I handed the article back to Tomlinson as he told me, “That's what I decided to do—revisit and re-experience key elements and experiences in my life. I was still trying to remember writing
One Fathom Above Sea Level.
That became my focus.”
He told me that the only remaining memory he had about writing his now-famous work was connected to a popular song. It was a song by a classic rock band named America.
He said, “You know their stuff: ‘Sister Golden Hair,' ‘Ventura Highway,' ‘You Can Do Magic.' The band's got two genius writers, so they've had a ton of hits.
“Back when I wrote
One Fathom,
though, the song that haunted me was ‘Horse with No Name.' Everyone knows the lyrics. ‘I've been through the desert on a horse with no name . . .'”
He sang a portion of it softly, then whistled for a while before explaining, “The line that just rocked me, though, was, ‘The ocean is a desert with its life underground, and a perfect disguise above.' Are you familiar with the line, Doc?”

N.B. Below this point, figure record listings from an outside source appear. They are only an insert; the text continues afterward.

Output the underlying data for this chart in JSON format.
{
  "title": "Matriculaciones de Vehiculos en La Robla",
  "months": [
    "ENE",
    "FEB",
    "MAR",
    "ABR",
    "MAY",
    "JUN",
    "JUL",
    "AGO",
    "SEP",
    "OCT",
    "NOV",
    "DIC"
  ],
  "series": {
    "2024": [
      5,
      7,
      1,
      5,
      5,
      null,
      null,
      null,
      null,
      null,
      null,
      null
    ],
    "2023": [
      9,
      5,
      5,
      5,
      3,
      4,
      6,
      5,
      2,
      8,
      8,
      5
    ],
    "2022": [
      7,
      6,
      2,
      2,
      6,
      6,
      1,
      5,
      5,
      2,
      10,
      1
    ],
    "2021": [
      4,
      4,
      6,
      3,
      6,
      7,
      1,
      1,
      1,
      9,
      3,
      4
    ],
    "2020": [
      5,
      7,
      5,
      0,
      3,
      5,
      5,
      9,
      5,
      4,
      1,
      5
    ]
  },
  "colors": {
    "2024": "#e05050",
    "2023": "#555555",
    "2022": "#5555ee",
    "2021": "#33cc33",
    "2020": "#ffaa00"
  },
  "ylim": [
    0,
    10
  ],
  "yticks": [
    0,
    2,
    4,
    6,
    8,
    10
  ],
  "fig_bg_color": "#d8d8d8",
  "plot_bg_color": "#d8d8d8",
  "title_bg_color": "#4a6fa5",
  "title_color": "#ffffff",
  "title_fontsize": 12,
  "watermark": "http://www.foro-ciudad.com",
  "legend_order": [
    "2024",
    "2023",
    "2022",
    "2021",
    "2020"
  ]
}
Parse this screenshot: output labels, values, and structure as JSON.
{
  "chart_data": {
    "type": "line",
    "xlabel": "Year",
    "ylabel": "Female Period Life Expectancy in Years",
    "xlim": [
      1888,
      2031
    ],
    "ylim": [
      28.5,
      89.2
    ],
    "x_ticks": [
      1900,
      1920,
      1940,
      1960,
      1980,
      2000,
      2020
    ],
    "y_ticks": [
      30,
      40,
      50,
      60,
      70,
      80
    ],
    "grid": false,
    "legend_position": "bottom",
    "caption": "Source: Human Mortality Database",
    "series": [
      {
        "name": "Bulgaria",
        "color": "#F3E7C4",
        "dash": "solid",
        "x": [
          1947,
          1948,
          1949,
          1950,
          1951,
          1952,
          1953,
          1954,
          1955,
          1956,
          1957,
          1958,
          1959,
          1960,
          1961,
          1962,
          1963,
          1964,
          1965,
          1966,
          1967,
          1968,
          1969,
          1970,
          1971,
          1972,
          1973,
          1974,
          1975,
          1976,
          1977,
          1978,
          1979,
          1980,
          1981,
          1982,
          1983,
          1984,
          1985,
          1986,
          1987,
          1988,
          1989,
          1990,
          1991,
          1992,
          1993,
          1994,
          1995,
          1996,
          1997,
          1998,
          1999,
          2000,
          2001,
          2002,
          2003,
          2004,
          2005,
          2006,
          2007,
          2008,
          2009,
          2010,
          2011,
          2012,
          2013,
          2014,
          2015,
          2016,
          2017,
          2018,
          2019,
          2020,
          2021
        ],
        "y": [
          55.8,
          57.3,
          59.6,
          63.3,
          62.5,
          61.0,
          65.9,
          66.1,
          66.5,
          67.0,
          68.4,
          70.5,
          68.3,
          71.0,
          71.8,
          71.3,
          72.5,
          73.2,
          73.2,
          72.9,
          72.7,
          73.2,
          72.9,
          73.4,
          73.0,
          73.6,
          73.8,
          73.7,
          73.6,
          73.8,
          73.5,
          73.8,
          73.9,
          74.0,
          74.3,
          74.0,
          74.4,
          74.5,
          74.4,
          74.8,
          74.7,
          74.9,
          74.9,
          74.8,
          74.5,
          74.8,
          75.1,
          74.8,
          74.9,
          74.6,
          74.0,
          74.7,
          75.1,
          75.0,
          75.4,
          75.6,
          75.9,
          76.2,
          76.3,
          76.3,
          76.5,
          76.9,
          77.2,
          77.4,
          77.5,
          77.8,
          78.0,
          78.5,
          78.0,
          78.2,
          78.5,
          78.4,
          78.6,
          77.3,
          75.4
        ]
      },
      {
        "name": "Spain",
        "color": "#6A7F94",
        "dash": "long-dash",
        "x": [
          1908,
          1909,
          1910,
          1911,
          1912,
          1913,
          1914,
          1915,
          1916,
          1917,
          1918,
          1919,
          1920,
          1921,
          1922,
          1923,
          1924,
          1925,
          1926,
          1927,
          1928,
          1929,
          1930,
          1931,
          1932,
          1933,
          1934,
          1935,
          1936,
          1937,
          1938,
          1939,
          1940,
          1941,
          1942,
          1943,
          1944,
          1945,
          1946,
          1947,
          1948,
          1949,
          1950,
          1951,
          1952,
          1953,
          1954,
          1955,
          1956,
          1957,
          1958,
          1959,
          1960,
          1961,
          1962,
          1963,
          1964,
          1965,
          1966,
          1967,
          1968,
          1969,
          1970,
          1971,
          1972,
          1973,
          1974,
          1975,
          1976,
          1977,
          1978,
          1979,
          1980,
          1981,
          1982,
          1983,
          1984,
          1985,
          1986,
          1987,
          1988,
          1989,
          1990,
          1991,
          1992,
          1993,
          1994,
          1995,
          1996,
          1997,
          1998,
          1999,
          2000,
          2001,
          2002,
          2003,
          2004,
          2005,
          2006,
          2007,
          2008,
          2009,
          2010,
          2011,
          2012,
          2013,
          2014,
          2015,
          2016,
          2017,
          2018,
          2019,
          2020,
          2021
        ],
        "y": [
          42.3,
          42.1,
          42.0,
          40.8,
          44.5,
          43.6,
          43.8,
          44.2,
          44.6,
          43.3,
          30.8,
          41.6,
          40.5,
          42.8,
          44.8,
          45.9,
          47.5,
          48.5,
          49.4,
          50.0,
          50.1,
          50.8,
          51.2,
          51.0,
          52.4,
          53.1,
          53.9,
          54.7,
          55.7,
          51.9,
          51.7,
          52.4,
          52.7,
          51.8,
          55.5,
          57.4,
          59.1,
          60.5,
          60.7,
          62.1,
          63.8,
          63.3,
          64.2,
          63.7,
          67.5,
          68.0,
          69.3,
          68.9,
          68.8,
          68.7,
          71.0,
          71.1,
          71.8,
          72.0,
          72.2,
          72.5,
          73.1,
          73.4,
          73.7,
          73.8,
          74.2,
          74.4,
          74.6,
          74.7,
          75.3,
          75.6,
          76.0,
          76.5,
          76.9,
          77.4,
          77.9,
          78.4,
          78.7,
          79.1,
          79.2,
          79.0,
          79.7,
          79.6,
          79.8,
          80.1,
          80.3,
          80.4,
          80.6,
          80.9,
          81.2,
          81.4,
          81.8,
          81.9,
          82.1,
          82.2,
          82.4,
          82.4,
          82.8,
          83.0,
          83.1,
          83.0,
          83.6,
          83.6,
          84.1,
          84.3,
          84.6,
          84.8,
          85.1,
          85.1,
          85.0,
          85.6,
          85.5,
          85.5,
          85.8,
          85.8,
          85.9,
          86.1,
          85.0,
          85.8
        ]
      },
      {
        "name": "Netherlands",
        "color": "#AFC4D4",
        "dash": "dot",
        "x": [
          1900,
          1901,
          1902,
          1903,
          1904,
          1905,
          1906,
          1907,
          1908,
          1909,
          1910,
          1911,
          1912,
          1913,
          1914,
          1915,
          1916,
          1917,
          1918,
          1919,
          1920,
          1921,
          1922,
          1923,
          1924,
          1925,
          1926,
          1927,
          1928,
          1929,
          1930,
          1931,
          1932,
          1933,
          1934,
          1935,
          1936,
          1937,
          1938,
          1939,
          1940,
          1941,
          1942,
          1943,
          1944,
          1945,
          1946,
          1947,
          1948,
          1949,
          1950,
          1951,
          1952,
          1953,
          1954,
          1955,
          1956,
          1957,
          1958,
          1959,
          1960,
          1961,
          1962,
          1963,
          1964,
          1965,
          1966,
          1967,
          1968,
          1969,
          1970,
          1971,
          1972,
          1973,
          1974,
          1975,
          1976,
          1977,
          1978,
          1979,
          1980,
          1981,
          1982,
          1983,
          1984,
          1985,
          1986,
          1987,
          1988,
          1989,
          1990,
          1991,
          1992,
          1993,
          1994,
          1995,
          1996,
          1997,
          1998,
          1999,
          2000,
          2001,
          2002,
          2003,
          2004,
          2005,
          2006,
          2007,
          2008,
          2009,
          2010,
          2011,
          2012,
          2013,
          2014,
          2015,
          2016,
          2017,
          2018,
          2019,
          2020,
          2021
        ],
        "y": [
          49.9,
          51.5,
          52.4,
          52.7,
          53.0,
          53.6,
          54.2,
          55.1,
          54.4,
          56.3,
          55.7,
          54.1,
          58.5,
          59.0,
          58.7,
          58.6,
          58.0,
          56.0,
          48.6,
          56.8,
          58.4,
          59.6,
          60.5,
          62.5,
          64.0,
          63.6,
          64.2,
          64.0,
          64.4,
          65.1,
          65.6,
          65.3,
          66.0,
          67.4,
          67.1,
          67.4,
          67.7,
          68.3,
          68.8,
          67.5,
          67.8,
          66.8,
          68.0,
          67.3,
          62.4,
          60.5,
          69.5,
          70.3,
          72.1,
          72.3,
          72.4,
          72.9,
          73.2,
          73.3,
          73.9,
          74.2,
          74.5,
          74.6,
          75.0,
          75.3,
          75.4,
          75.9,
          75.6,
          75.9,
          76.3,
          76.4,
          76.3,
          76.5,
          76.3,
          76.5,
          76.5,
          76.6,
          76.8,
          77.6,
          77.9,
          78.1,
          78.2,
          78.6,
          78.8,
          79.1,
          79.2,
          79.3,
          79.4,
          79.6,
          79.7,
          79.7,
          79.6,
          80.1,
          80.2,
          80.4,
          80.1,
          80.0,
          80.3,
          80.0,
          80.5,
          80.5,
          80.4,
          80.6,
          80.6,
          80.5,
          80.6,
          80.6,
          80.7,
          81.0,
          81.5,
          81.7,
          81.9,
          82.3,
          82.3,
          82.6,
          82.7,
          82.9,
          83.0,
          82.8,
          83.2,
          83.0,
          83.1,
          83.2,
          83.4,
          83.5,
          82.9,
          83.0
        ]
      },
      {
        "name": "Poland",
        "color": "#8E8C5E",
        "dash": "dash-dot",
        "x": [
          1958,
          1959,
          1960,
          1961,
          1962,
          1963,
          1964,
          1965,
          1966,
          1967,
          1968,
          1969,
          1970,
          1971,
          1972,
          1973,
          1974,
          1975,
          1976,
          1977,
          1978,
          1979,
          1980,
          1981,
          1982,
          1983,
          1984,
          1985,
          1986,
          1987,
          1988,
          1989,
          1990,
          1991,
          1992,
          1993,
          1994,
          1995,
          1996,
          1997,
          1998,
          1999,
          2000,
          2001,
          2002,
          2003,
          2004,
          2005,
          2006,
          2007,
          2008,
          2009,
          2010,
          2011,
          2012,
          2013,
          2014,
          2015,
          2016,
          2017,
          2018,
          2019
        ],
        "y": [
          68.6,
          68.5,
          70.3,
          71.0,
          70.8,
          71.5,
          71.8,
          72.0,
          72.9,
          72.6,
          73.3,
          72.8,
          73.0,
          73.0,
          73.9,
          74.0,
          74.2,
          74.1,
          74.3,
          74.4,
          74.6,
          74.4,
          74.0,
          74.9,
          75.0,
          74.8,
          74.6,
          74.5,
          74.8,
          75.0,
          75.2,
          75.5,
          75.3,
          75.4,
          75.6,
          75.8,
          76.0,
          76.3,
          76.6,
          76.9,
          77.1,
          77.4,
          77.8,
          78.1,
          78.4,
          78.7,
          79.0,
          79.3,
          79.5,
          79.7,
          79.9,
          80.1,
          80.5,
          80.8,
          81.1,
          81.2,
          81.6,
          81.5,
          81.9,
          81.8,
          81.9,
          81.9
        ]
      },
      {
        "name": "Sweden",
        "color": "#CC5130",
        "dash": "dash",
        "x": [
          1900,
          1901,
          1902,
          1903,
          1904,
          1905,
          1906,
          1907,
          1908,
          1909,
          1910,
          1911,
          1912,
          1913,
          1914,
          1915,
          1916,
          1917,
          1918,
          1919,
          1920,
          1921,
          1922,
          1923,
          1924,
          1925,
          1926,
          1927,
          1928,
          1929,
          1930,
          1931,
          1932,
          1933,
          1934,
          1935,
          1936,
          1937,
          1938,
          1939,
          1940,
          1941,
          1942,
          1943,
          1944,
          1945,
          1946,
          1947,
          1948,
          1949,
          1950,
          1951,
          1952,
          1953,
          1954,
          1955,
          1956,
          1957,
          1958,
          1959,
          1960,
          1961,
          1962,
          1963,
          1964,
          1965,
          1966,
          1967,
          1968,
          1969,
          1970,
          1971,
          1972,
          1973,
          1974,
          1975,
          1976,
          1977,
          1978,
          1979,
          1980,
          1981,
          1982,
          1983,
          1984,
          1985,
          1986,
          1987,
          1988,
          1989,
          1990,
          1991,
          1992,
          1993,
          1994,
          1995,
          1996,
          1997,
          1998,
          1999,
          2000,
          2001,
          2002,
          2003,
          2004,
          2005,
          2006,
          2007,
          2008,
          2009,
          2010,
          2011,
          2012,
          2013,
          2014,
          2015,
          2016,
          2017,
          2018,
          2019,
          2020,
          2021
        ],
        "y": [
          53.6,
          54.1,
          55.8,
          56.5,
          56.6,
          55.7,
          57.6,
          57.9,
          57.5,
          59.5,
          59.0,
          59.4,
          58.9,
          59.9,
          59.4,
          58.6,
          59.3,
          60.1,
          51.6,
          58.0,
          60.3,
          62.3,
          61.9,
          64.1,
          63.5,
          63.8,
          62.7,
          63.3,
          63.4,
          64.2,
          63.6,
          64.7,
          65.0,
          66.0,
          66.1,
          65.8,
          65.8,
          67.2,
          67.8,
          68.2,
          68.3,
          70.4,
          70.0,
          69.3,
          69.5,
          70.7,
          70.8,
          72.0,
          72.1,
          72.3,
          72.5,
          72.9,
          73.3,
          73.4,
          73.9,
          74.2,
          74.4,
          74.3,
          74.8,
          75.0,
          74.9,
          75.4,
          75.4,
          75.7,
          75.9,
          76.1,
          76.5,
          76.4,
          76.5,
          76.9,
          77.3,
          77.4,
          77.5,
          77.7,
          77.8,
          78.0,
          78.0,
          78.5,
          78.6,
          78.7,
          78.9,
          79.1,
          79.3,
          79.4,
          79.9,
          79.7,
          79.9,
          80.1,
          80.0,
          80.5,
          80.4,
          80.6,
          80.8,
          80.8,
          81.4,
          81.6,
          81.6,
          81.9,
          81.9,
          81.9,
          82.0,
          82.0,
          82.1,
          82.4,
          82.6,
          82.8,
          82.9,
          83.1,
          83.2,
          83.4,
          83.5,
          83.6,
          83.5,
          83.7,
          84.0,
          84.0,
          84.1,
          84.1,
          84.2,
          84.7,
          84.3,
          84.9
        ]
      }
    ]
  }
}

I know very little about rock music. Tend to listen to Latin music, Caribbean basin stuff, and Buffett, of course, and lately have taken an unexpected liking to an extraordinary folk singer and composer, Wendy Webb. But even I knew the song he was discussing, though little else about the band.
He repeated the lyric: “‘ The ocean is a desert with its life underground, and a perfect disguise above, '” before adding, “For someone like me, a sailor, that line was like a three-pronged probe. It hit me in the marrow, the brain, and the heart. All the far-out implications, all the very heavy vibes and duality it communicated. That song, it just sent me off on a whole new spiritual trip.”
Tomlinson combed long, bony fingers through his hair and said, “The line was the seed that started
One Fathom.
That song. ‘A Horse with No Name.' That's all I remembered. The rest of my memory from that time period was a blank sheet. So when I disappeared from the marina? I got a piece of pure karmic luck. I called around, found out where the band America was playing. I met their road manager, Erin, and finagled a job as a roadie. So that's where I went when I disappeared. I was working for the band America. Can you believe it? A really cool experience, man.”
I watched him smile, enjoying the memory of it for a few seconds before he continued, “They had no idea who I was, why I was there. A great bunch of people. They do more than a hundred gigs a year, all first-class, and it was pure good karma that put me in the right place at the right time. So I helped them set up in L.A., Phoenix, Chicago, little towns in Iowa and Wisconsin. Yeah, and San Diego, too.”
San Diego, he said, that's where his memory started coming back to him.